Intermarriage Can and Does Work

By Nadine Soo-Hoo Levy


July, 2003: It will be 44 years ago when, in my opinion, Los Angeles’ most eligible Jewish bachelor asked me out to dinner. That invitation began a relationship that from the beginning was faced with three strikes. First, he was Jewish; I was not. Second, it was readily clear I was not, as I am Chinese-American (this was before Kaifong Jews became as well-known as they are today). Third, age difference; he was thirty-five and I was twenty-one. In spite of these three strikes, we hit a home run–we will be celebrating our fortieth wedding anniversary in June, 2003.

From the start, much to his and to his parents’ credit, this Jewish man vowed that he would never marry a non-Jewish woman. My family and I, too, had similar feelings (although to a lesser degree) about marrying outside our people. We nonetheless dated. And during our four-year courtship, we once went our separate ways for about six months. Then one day, quite accidentally, we ran into each other and we quickly picked up where we had left off. The rest is history. That old Jewish saying that it was “bashert” (meant to be) fits us to a T, and I don’t mean green tea.

Although I had not yet converted to Judaism, we were married under a chuppah (Jewish wedding canopy) in Chinatown, joined together by a Reform rabbi. While conversion to Judaism was not a condition of marriage, my husband suggested that I take a sixteen-week course at a local temple called “Introduction to Judaism”–which I did, and he accompanied me to the classes. Shortly before the birth of our first child, I inquired of my rabbi as to the child’s eventual standing in the eyes of the Jewish community. He informed me that if I were not Jewish, then my child would be in limbo. In view of this, and given what I had learned about Judaism from my studies, and having lived with a Jew for two years now, I came to the conclusion that I was ready to convert and I did so a couple of months before our son was born.
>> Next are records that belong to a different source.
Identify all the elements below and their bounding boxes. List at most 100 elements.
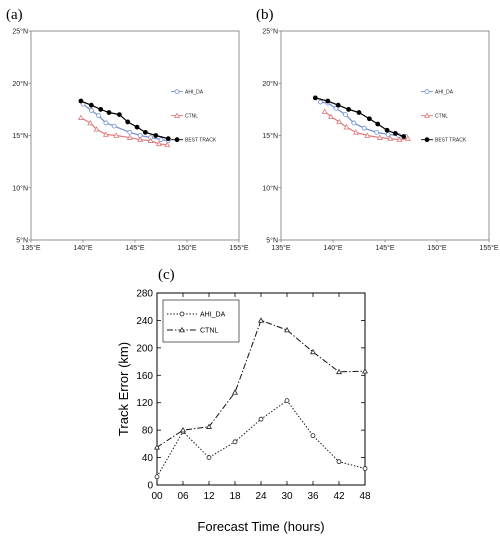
track-point: [401, 134, 407, 139]
track-point: [147, 137, 154, 143]
legend-marker: [424, 137, 430, 143]
x-tick-label: 145°E: [375, 244, 394, 252]
track-point: [376, 134, 383, 140]
x-tick-label: 135°E: [21, 244, 40, 252]
track-point: [77, 114, 84, 120]
map-panel-b: 135°E 140°E 145°E 150°E 155°E 5°N 10°N 15°N 20°N…: [262, 28, 499, 253]
y-tick-label: 20°N: [262, 80, 278, 88]
legend-label: AHI_DA: [200, 312, 226, 319]
x-tick-label: 42: [333, 491, 345, 502]
series-point: [206, 455, 212, 460]
x-tick-label: 145°E: [125, 244, 144, 252]
y-tick-label: 40: [142, 453, 154, 464]
legend-label: CTNL: [200, 328, 218, 335]
legend-label: CTNL: [185, 113, 198, 119]
track-point: [126, 134, 133, 140]
y-tick-label: 280: [136, 289, 153, 300]
track-point: [374, 129, 380, 135]
track-point: [343, 112, 348, 117]
series-point: [180, 427, 186, 433]
x-tick-label: 150°E: [177, 244, 196, 252]
track-point: [352, 129, 359, 135]
track-point: [318, 99, 323, 105]
track-point: [102, 131, 109, 137]
y-tick-label: 25°N: [12, 28, 28, 36]
x-tick-label: 36: [307, 491, 319, 502]
series-point: [362, 368, 368, 374]
track-point: [127, 129, 133, 135]
track-point: [312, 95, 318, 101]
series-point: [232, 439, 238, 445]
legend-label: BEST TRACK: [435, 137, 467, 143]
track-error-chart: 00 06 12 18 24 30 36 42 48 0 40 80 120 160 200 240 280 Fo…: [116, 289, 371, 535]
x-axis-label: Forecast Time (hours): [197, 519, 324, 534]
series-point: [284, 398, 290, 404]
track-line: [315, 97, 404, 138]
track-point: [336, 118, 343, 125]
series-point: [258, 416, 264, 422]
x-tick-label: 18: [229, 491, 241, 502]
legend-marker: [174, 89, 180, 95]
track-point: [158, 137, 164, 143]
track-point: [396, 136, 403, 142]
y-tick-label: 120: [136, 398, 153, 409]
track-line: [320, 101, 406, 138]
legend-marker: [174, 137, 180, 143]
x-tick-label: 06: [177, 491, 189, 502]
y-axis-label: Track Error (km): [116, 342, 131, 436]
track-point: [88, 108, 94, 113]
track-point: [93, 126, 100, 132]
y-tick-label: 5°N: [266, 237, 278, 245]
legend-box: [162, 299, 240, 343]
track-point: [351, 120, 357, 126]
x-tick-label: 00: [151, 491, 163, 502]
x-tick-label: 140°E: [73, 244, 92, 252]
series-point: [206, 423, 212, 429]
track-point: [343, 124, 350, 130]
series-point: [336, 368, 342, 375]
track-point: [155, 140, 162, 147]
track-point: [367, 116, 372, 122]
y-tick-label: 25°N: [262, 28, 278, 36]
track-point: [393, 131, 398, 136]
legend-marker: [424, 89, 430, 95]
track-point: [111, 123, 117, 129]
legend-label: AHI_DA: [435, 89, 454, 95]
series-point: [310, 348, 316, 355]
track-point: [117, 112, 122, 117]
track-point: [335, 102, 341, 108]
track-point: [143, 129, 148, 135]
x-tick-label: 140°E: [323, 244, 342, 252]
track-point: [106, 110, 112, 115]
track-line: [324, 111, 408, 141]
x-tick-label: 135°E: [271, 244, 290, 252]
y-tick-label: 15°N: [12, 132, 28, 140]
track-point: [98, 106, 104, 112]
track-point: [327, 113, 334, 119]
panel-label-c: (c): [158, 267, 175, 283]
series-line: [156, 399, 366, 478]
track-point: [384, 127, 390, 133]
track-point: [78, 98, 84, 104]
series-point: [362, 466, 368, 471]
x-tick-label: 12: [203, 491, 215, 502]
track-point: [404, 135, 411, 141]
track-point: [87, 119, 94, 126]
y-tick-label: 0: [147, 481, 153, 492]
y-tick-label: 10°N: [12, 184, 28, 192]
legend-marker: [179, 311, 185, 317]
series-point: [284, 326, 290, 333]
track-point: [385, 132, 391, 137]
track-point: [165, 136, 171, 142]
map-panel-a: 135°E 140°E 145°E 150°E 155°E 5°N 10°N 15°N 20°N…: [12, 28, 249, 253]
x-tick-label: 155°E: [479, 244, 498, 252]
track-point: [346, 106, 352, 112]
series-point: [310, 433, 316, 439]
y-tick-label: 20°N: [12, 80, 28, 88]
track-point: [134, 124, 140, 130]
track-point: [164, 141, 171, 148]
legend-label: BEST TRACK: [185, 137, 217, 143]
track-line: [82, 103, 169, 142]
x-tick-label: 24: [255, 491, 267, 502]
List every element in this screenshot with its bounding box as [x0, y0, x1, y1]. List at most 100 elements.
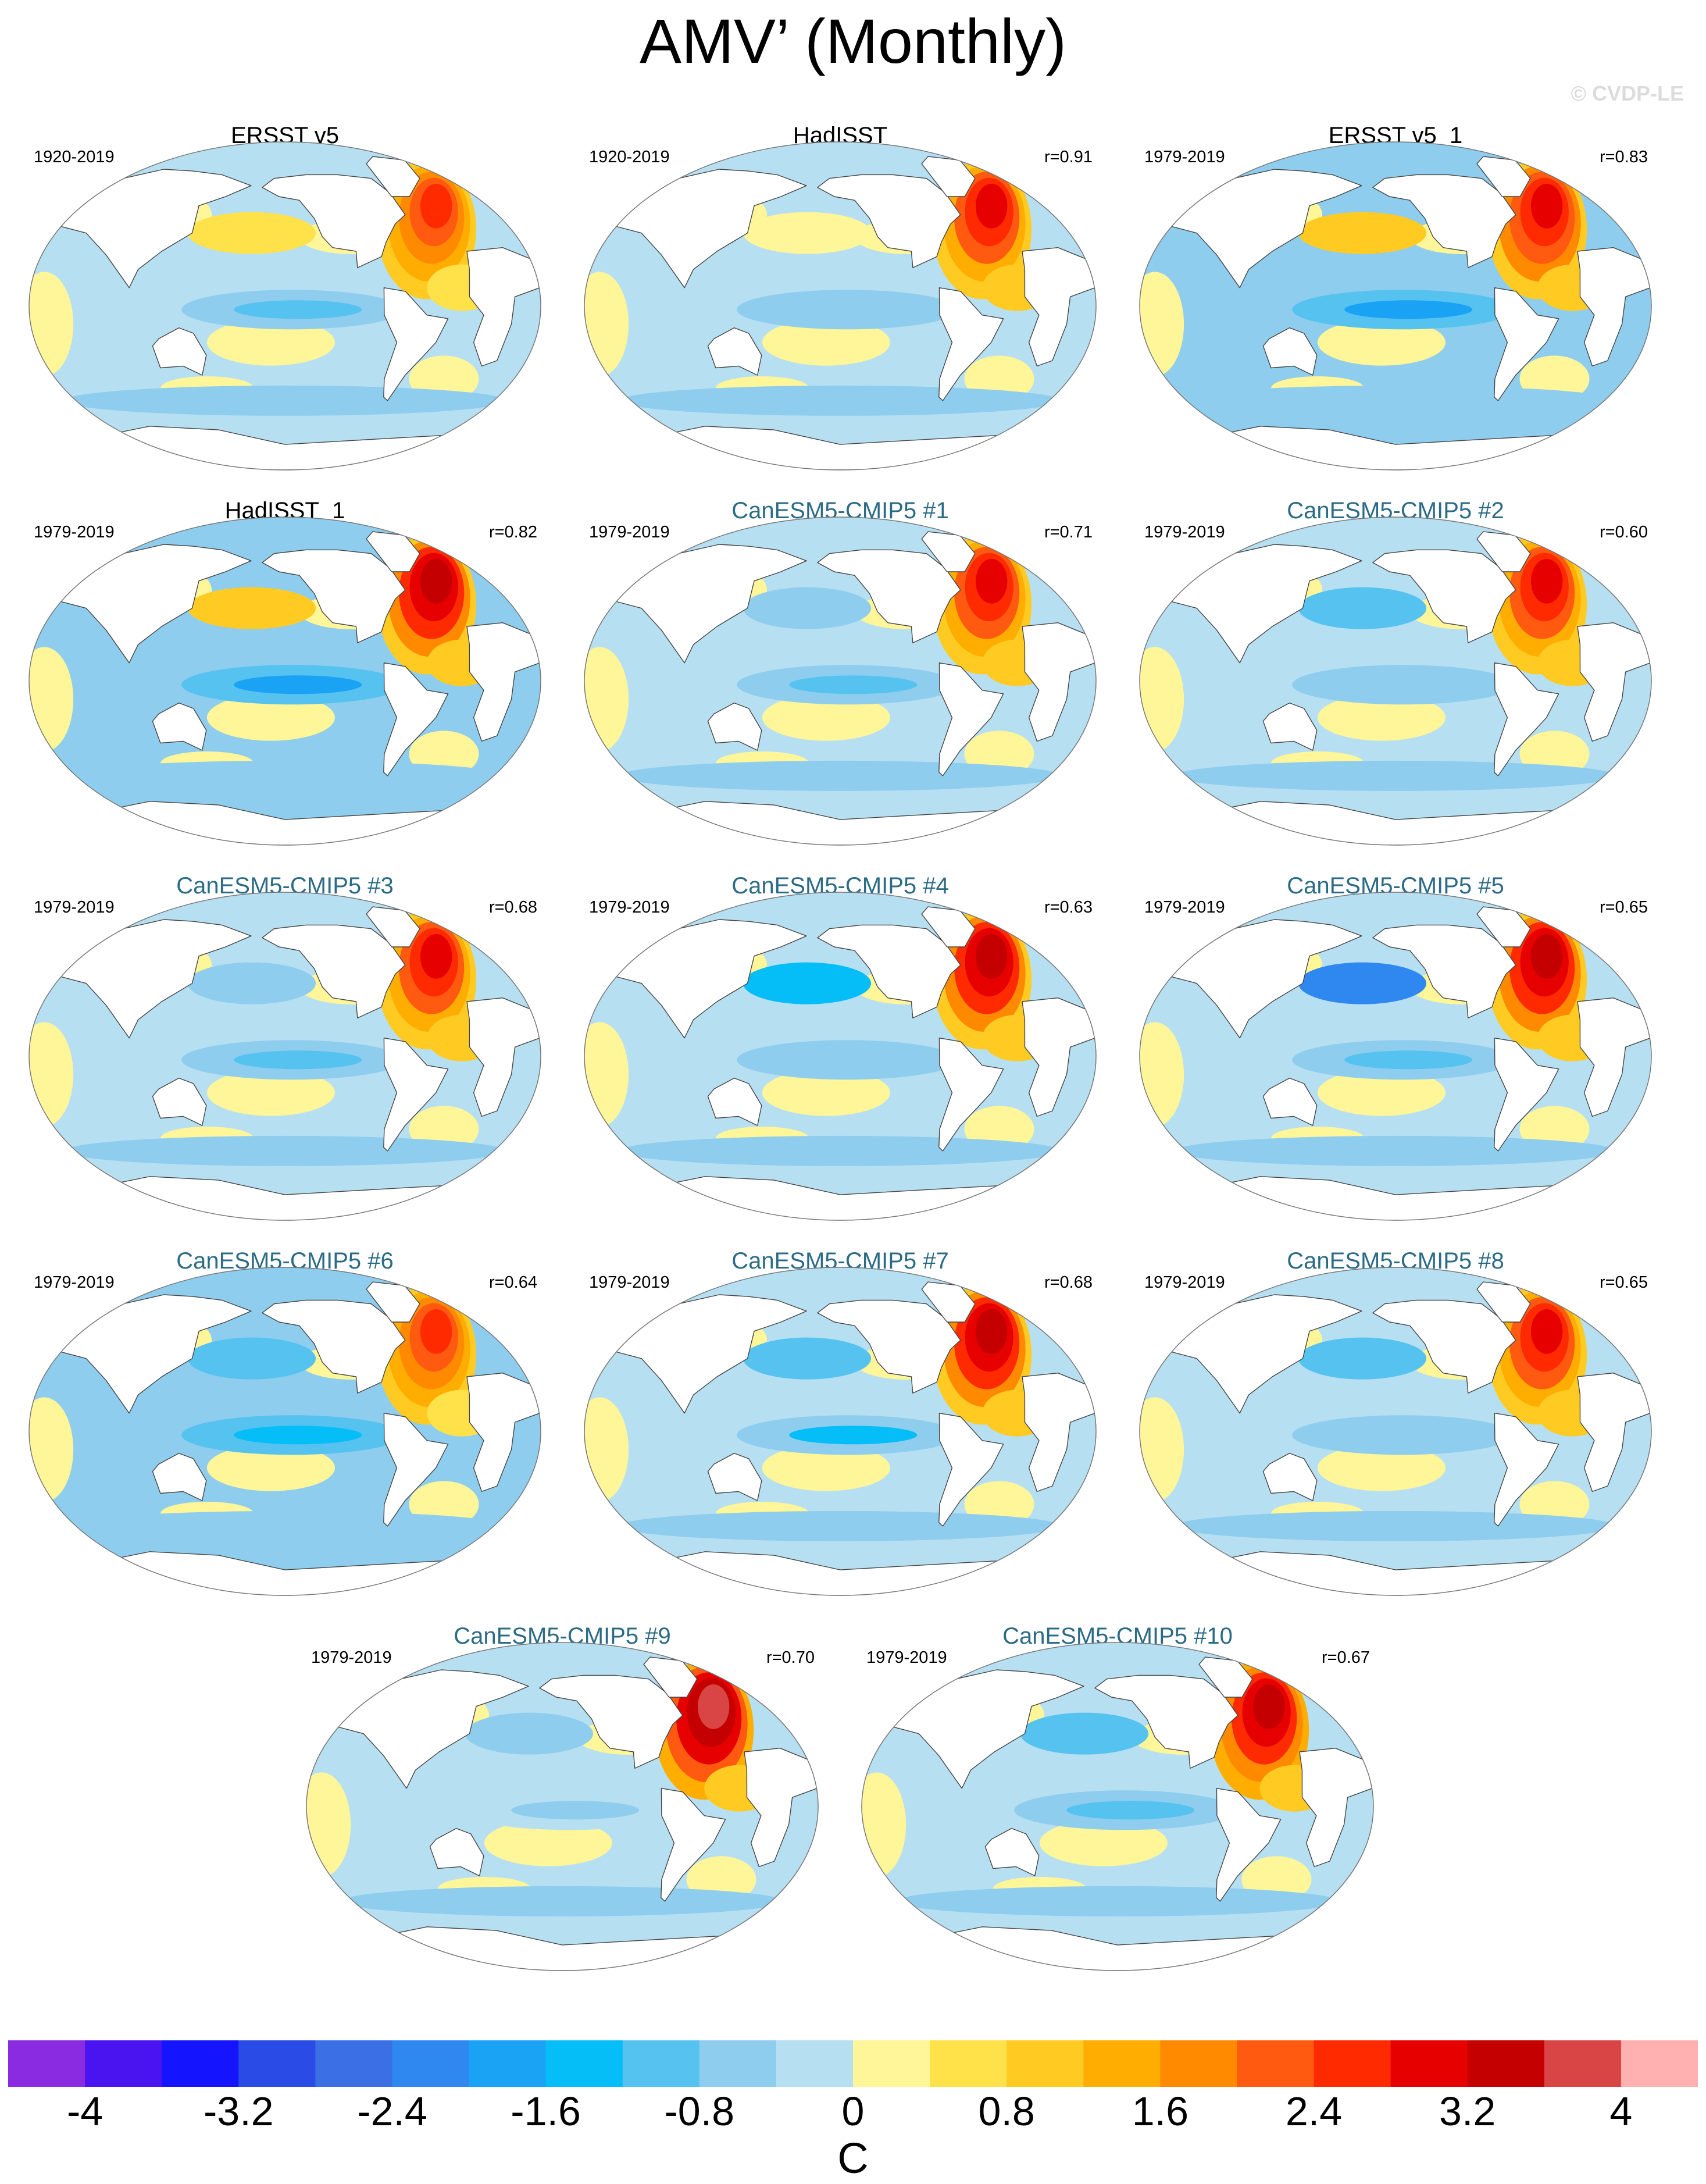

Shortly after my conversion, my husband and I, along with both sides of the family, celebrated our first Jewish lifecycle event; the bris of our first born. We have been fortunate that this was followed by many other Jewish lifecycle events. Our second son was also welcomed into the Jewish community with some wine and a snip, and all three of our children celebrated their B’nai Mitzvot at the synagogue where my husband and I have been active members for thirty years. We are already anticipating two more simchas (joyous occasions) there in the near future: the B’not Mitzvot of our two granddaughters.

These celebrations were totally inclusive of my Chinese family, all of whom anticipated and participated with the same great joy and happiness as our Jewish family. And in a nod to the two cultural backgrounds in our families, the B’nai Mitzvot evening festivities took place in the setting of my youth–restaurants in Chinatown.

Our home has been one enthused with living the “Jewish way,” from the holidays we celebrate to our involvement in the community. In sync with our children’s education at various institutions (nursery school at the JCC, Talmud Torah at the synagogue, Hebrew high school in the greater Los Angeles area), my husband and I have been actively involved there, often serving in leadership positions. In fact, “our” Center (as we’ve come to call the local JCC) awarded me the “Man of the Year” award (this was in the days when “Man” meant the highest honor).

As for celebrating the holidays, our children and grandchildren also participate in the celebrations of our extended family, which include Chinese New Year and Christmas. But they know without a doubt that the latter is their relatives’ celebration, not ours. And so the “December Dilemma” has never been an issue in our home. Hanukkah is happily celebrated with the lighting of the menorah, eating latkes, playing dreidles and eating chocolate Hannukah gelt–not to mention discussing the meaning of the holiday. In keeping with the tradition and meaning of Hanukkah, we do not give them presents. But we do, however, “allow” them to receive Christmas gifts from their Chinese family in acknowledgment of the relatives’ celebration. They have been taught to respect, and allowed and encouraged to participate in, what is not a Jewish tradition, holiday, or event.

Perhaps one of the reasons for the success of our relationship is that I came into the picture without any religious upbringing and therefore did not have to choose between two religions. I was raised in a “secular” Chinese household–doing the right thing, getting an education, and maintaining strong family ties.

Bottom line, love and respect who you are and respect others not like you. It worked for us and is still working.

About Nadine Soo-Hoo Levy

Nadine Soo-Hoo Levy was born, raised and still lives in Los Angeles. She has been intermarried for forty years, and has three children, two granddaughters, and a husband.